Решив отыскать направление на Вену и во что бы то ни стало держаться его, она остановилась в укромном, таинственном месте, где среди скал, под сенью старых деревьев, пробивался ручеек. Все вокруг было словно вытоптано лапами каких-то животных. Но были ли то окрестные стада или лесные звери, которые приходили порой пить из этого источника, скрытого среди чащи, Консуэло не могла решить. Она подошла к ручью, стала на колени на влажные камни и напилась студеной чистой воды, обманув этим голод, уже дававший себя чувствовать; затем, продолжая стоять на коленях, она призадумалась над своим положением.

«Было бы безрассудно и недостойно не осуществить задуманного, – сказала она себе. – Как! Да может ли быть, чтобы дочь моей матери до того изнежилась от приятной жизни, что не в состоянии перенести солнечного жара, голода, усталости, опасности? Я так мечтала о бедности и свободе, когда была окружена этим угнетающим благосостоянием, так жаждала избавиться от него! И вот я прихожу в ужас на первых же порах! Разве не моя прирожденная профессия «нестись вперед, страдать, дерзать»? Что изменилось во мне с тех пор, как мы с милой мамой, еще до зари, частенько шагали натощак, подкрепляя силы водой из маленьких придорожных источников?

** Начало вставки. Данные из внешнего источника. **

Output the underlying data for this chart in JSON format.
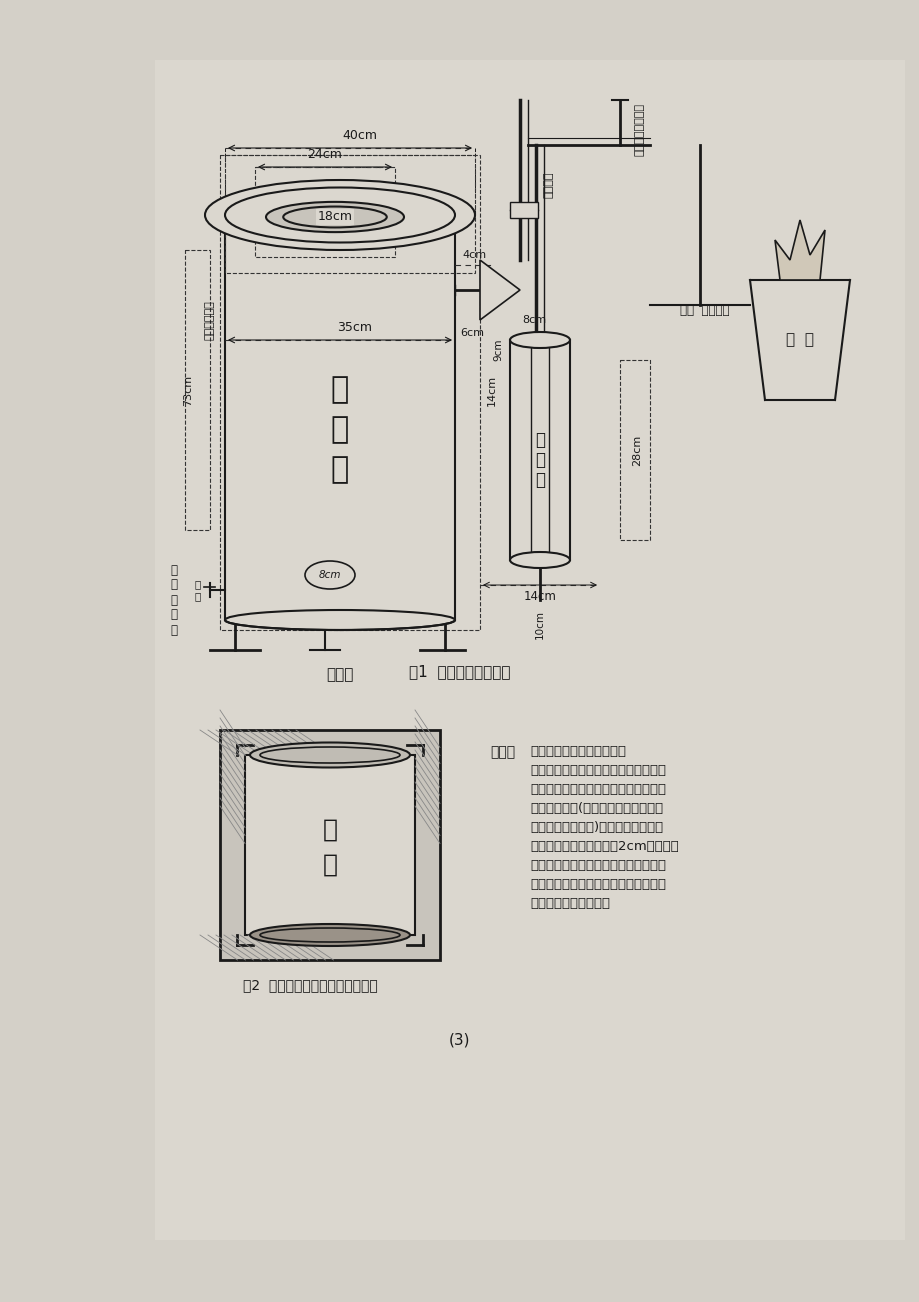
{
  "bg_color": "#d4d0c8",
  "page_bg": "#d4d0c8",
  "paper_color": "#e8e4dc",
  "line_color": "#1a1a1a",
  "dashed_color": "#333333",
  "title1": "图1  气化炉安装示意图",
  "title2": "图2  风机供氧分布盘、炉膛示意图",
  "page_num": "(3)",
  "fig1_caption": "图1  气化炉安装示意图",
  "fig2_caption": "图2  风机供氧分布盘、炉膛示意图",
  "explanation_title": "说明：",
  "explanation_text": "左图中炉体与炉膛间阴影部\n分为保温层。保温层所用材料为：耐高\n温高标号水泥、砂、粘性黄土加适量水\n混合成面团状(水份不易过多，以手拿\n起可操作定形为宜)，沿图中炉膛的形\n状进行播制，炉膛中间播2cm厚，上层\n和下层要求播围顶、密实，以利于燃料\n下沉和燃烧。注意：播制炉膛时要防止\n砂上落下堵塞供氧孔。"
}
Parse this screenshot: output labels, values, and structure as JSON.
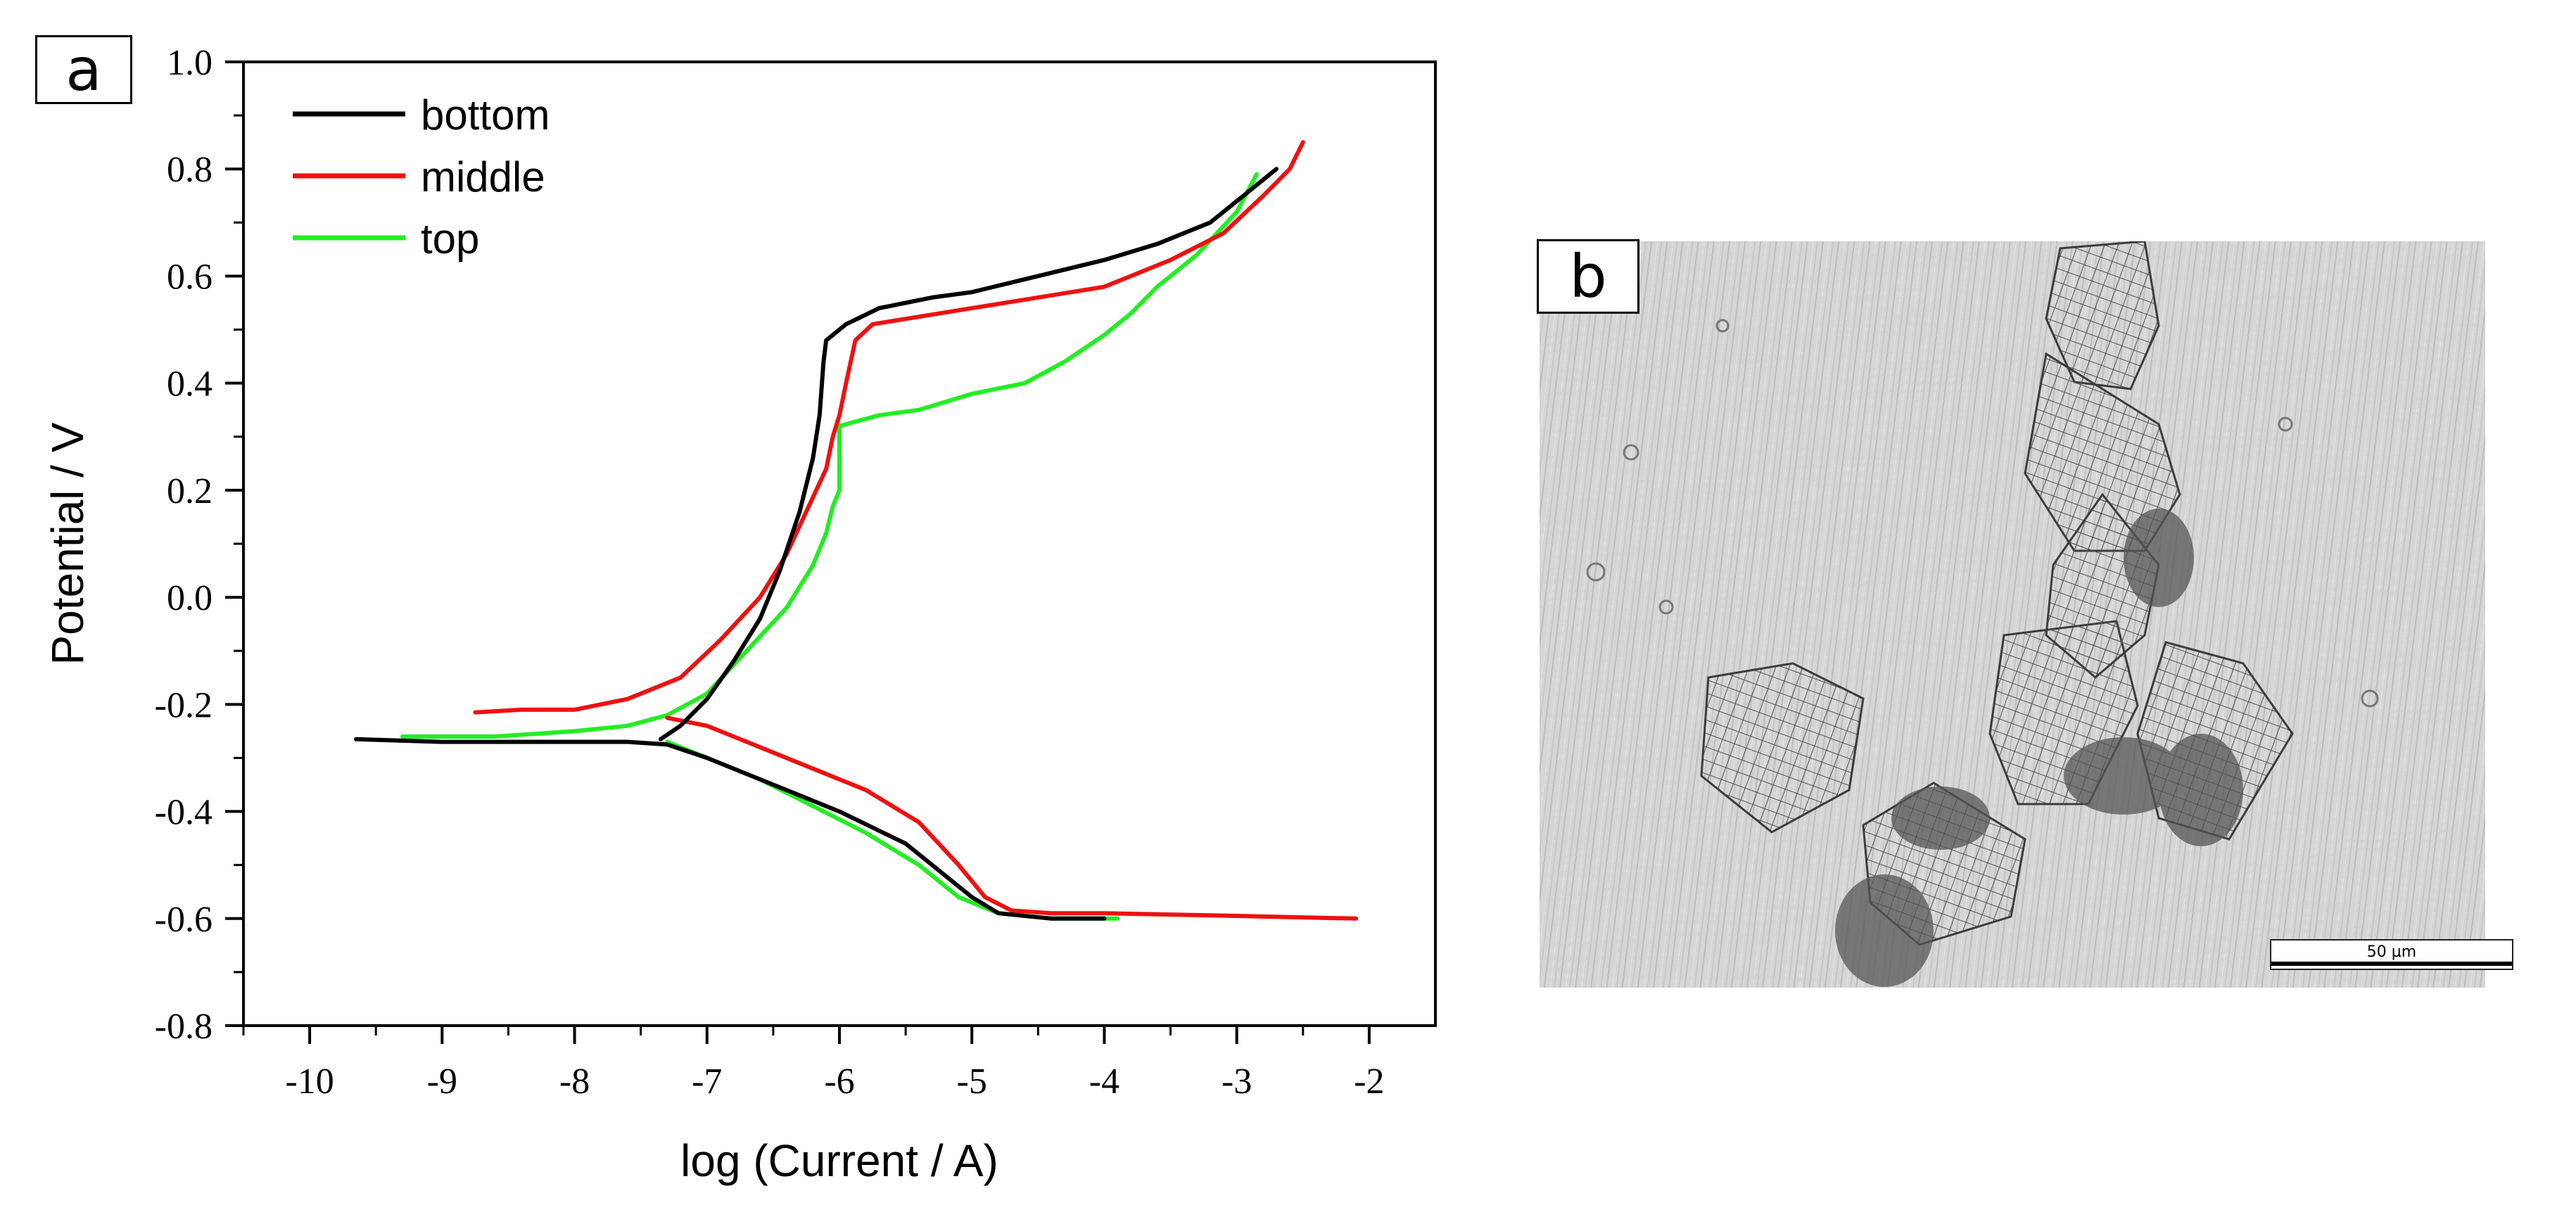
{
  "panels": {
    "a_label": "a",
    "b_label": "b"
  },
  "chart_data": {
    "type": "line",
    "title": "",
    "xlabel": "log (Current / A)",
    "ylabel": "Potential / V",
    "xlim": [
      -10.5,
      -1.5
    ],
    "ylim": [
      -0.8,
      1.0
    ],
    "xticks": [
      -10,
      -9,
      -8,
      -7,
      -6,
      -5,
      -4,
      -3,
      -2
    ],
    "yticks": [
      -0.8,
      -0.6,
      -0.4,
      -0.2,
      0.0,
      0.2,
      0.4,
      0.6,
      0.8,
      1.0
    ],
    "xtick_labels": [
      "-10",
      "-9",
      "-8",
      "-7",
      "-6",
      "-5",
      "-4",
      "-3",
      "-2"
    ],
    "ytick_labels": [
      "-0.8",
      "-0.6",
      "-0.4",
      "-0.2",
      "0.0",
      "0.2",
      "0.4",
      "0.6",
      "0.8",
      "1.0"
    ],
    "legend_position": "top-left",
    "series": [
      {
        "name": "bottom",
        "color": "#000000",
        "anodic": [
          [
            -7.35,
            -0.265
          ],
          [
            -7.2,
            -0.24
          ],
          [
            -7.0,
            -0.19
          ],
          [
            -6.8,
            -0.12
          ],
          [
            -6.6,
            -0.04
          ],
          [
            -6.45,
            0.05
          ],
          [
            -6.3,
            0.16
          ],
          [
            -6.2,
            0.26
          ],
          [
            -6.15,
            0.34
          ],
          [
            -6.12,
            0.44
          ],
          [
            -6.1,
            0.48
          ],
          [
            -5.95,
            0.51
          ],
          [
            -5.7,
            0.54
          ],
          [
            -5.3,
            0.56
          ],
          [
            -5.0,
            0.57
          ],
          [
            -4.5,
            0.6
          ],
          [
            -4.0,
            0.63
          ],
          [
            -3.6,
            0.66
          ],
          [
            -3.2,
            0.7
          ],
          [
            -2.95,
            0.75
          ],
          [
            -2.7,
            0.8
          ]
        ],
        "cathodic": [
          [
            -9.65,
            -0.265
          ],
          [
            -9.0,
            -0.27
          ],
          [
            -8.3,
            -0.27
          ],
          [
            -7.6,
            -0.27
          ],
          [
            -7.3,
            -0.275
          ],
          [
            -7.0,
            -0.3
          ],
          [
            -6.5,
            -0.35
          ],
          [
            -6.0,
            -0.4
          ],
          [
            -5.5,
            -0.46
          ],
          [
            -5.2,
            -0.52
          ],
          [
            -5.0,
            -0.56
          ],
          [
            -4.8,
            -0.59
          ],
          [
            -4.4,
            -0.6
          ],
          [
            -4.0,
            -0.6
          ]
        ]
      },
      {
        "name": "middle",
        "color": "#ee1111",
        "anodic": [
          [
            -8.75,
            -0.215
          ],
          [
            -8.4,
            -0.21
          ],
          [
            -8.0,
            -0.21
          ],
          [
            -7.6,
            -0.19
          ],
          [
            -7.2,
            -0.15
          ],
          [
            -6.9,
            -0.08
          ],
          [
            -6.6,
            0.0
          ],
          [
            -6.4,
            0.08
          ],
          [
            -6.25,
            0.16
          ],
          [
            -6.1,
            0.24
          ],
          [
            -6.05,
            0.3
          ],
          [
            -6.0,
            0.34
          ],
          [
            -5.95,
            0.4
          ],
          [
            -5.88,
            0.48
          ],
          [
            -5.75,
            0.51
          ],
          [
            -5.5,
            0.52
          ],
          [
            -5.0,
            0.54
          ],
          [
            -4.5,
            0.56
          ],
          [
            -4.0,
            0.58
          ],
          [
            -3.5,
            0.63
          ],
          [
            -3.1,
            0.68
          ],
          [
            -2.8,
            0.75
          ],
          [
            -2.6,
            0.8
          ],
          [
            -2.5,
            0.85
          ]
        ],
        "cathodic": [
          [
            -7.3,
            -0.225
          ],
          [
            -7.0,
            -0.24
          ],
          [
            -6.6,
            -0.28
          ],
          [
            -6.2,
            -0.32
          ],
          [
            -5.8,
            -0.36
          ],
          [
            -5.4,
            -0.42
          ],
          [
            -5.1,
            -0.5
          ],
          [
            -4.9,
            -0.56
          ],
          [
            -4.7,
            -0.585
          ],
          [
            -4.4,
            -0.59
          ],
          [
            -4.0,
            -0.59
          ],
          [
            -3.0,
            -0.595
          ],
          [
            -2.1,
            -0.6
          ]
        ]
      },
      {
        "name": "top",
        "color": "#22ee22",
        "anodic": [
          [
            -9.3,
            -0.26
          ],
          [
            -8.6,
            -0.26
          ],
          [
            -8.0,
            -0.25
          ],
          [
            -7.6,
            -0.24
          ],
          [
            -7.3,
            -0.22
          ],
          [
            -7.0,
            -0.18
          ],
          [
            -6.7,
            -0.1
          ],
          [
            -6.4,
            -0.02
          ],
          [
            -6.2,
            0.06
          ],
          [
            -6.1,
            0.12
          ],
          [
            -6.05,
            0.17
          ],
          [
            -6.0,
            0.2
          ],
          [
            -6.0,
            0.32
          ],
          [
            -5.7,
            0.34
          ],
          [
            -5.4,
            0.35
          ],
          [
            -5.0,
            0.38
          ],
          [
            -4.6,
            0.4
          ],
          [
            -4.3,
            0.44
          ],
          [
            -4.0,
            0.49
          ],
          [
            -3.8,
            0.53
          ],
          [
            -3.6,
            0.58
          ],
          [
            -3.3,
            0.64
          ],
          [
            -3.0,
            0.72
          ],
          [
            -2.85,
            0.79
          ]
        ],
        "cathodic": [
          [
            -7.3,
            -0.27
          ],
          [
            -7.0,
            -0.3
          ],
          [
            -6.6,
            -0.34
          ],
          [
            -6.2,
            -0.39
          ],
          [
            -5.8,
            -0.44
          ],
          [
            -5.4,
            -0.5
          ],
          [
            -5.1,
            -0.56
          ],
          [
            -4.8,
            -0.59
          ],
          [
            -4.4,
            -0.6
          ],
          [
            -3.9,
            -0.6
          ]
        ]
      }
    ]
  },
  "micrograph": {
    "scale_label": "50 µm"
  }
}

Вот как, красавица Zingarella? Мы можем только распевать в театрах, спать на пуху да путешествовать в каретах? Да разве мы с матерью боялись чего-либо? Не говаривала ли она мне при встрече с подозрительными людьми: «Ничего не бойся – беднякам ничто не угрожает, нищие не воюют между собой». В то время она была еще молода и красива, а приходилось ли мне когда-либо видеть, чтобы ее оскорбляли прохожие? Злейшие из людей щадят беззащитных. Как же иначе могли бы существовать бедные девушки, нищенки, бродящие по дорогам, не имея иного покровителя, кроме бога? Неужели я вроде тех девиц, что не смеют сделать шагу из дома, не вообразив, что весь мир, опьяненный их прелестями, бросится их преследовать? Неужели, если женщина идет одна по общей для всех земле, это значит, что она неизбежно будет опозорена и утратит честь только из-за того, что у нее нет средств окружить себя стражами? Вот ведь моя мать – она была сильна, как мужчина; она, точно лев, защищала бы себя. А я разве не могу быть такой же мужественной и сильной? Ведь в моих жилах течет добрая плебейская кровь! Разве нельзя покончить с жизнью, если тебе грозит потерять нечто более ценное, чем жизнь? Да и, кроме того, я иду пока по местам спокойным, где жители кротки и милосердны, а когда попаду в неизвестные края, то лишь при особом невезении мне не встретится в минуту опасности одно из тех простых, великодушных созданий, каких господь посылает всюду, чтобы они служили провидением для слабых и угнетенных! Ну, будем же мужественны! Сегодня, во всяком случае, мне придется бороться только с голодом. Обойдусь без хлеба и никуда не зайду до вечера, пока совсем не стемнеет и я не буду далеко, далеко… Голод знаком мне, и я умею переносить его, несмотря на чревоугодие, к которому хотели приучить меня в Ризенбурге. День ведь быстро проходит. Когда наступит жара, а ноги утомятся, я припомню философскую истину, так часто слышанную мною в детстве: «Кто спит – обедает», запрячусь куда-нибудь в расщелину скалы, и ты увидишь, дорогая мама, в эту минуту незримо ступающая рядом со мной и охраняющая меня, что я умею отдыхать без диванов и подушек».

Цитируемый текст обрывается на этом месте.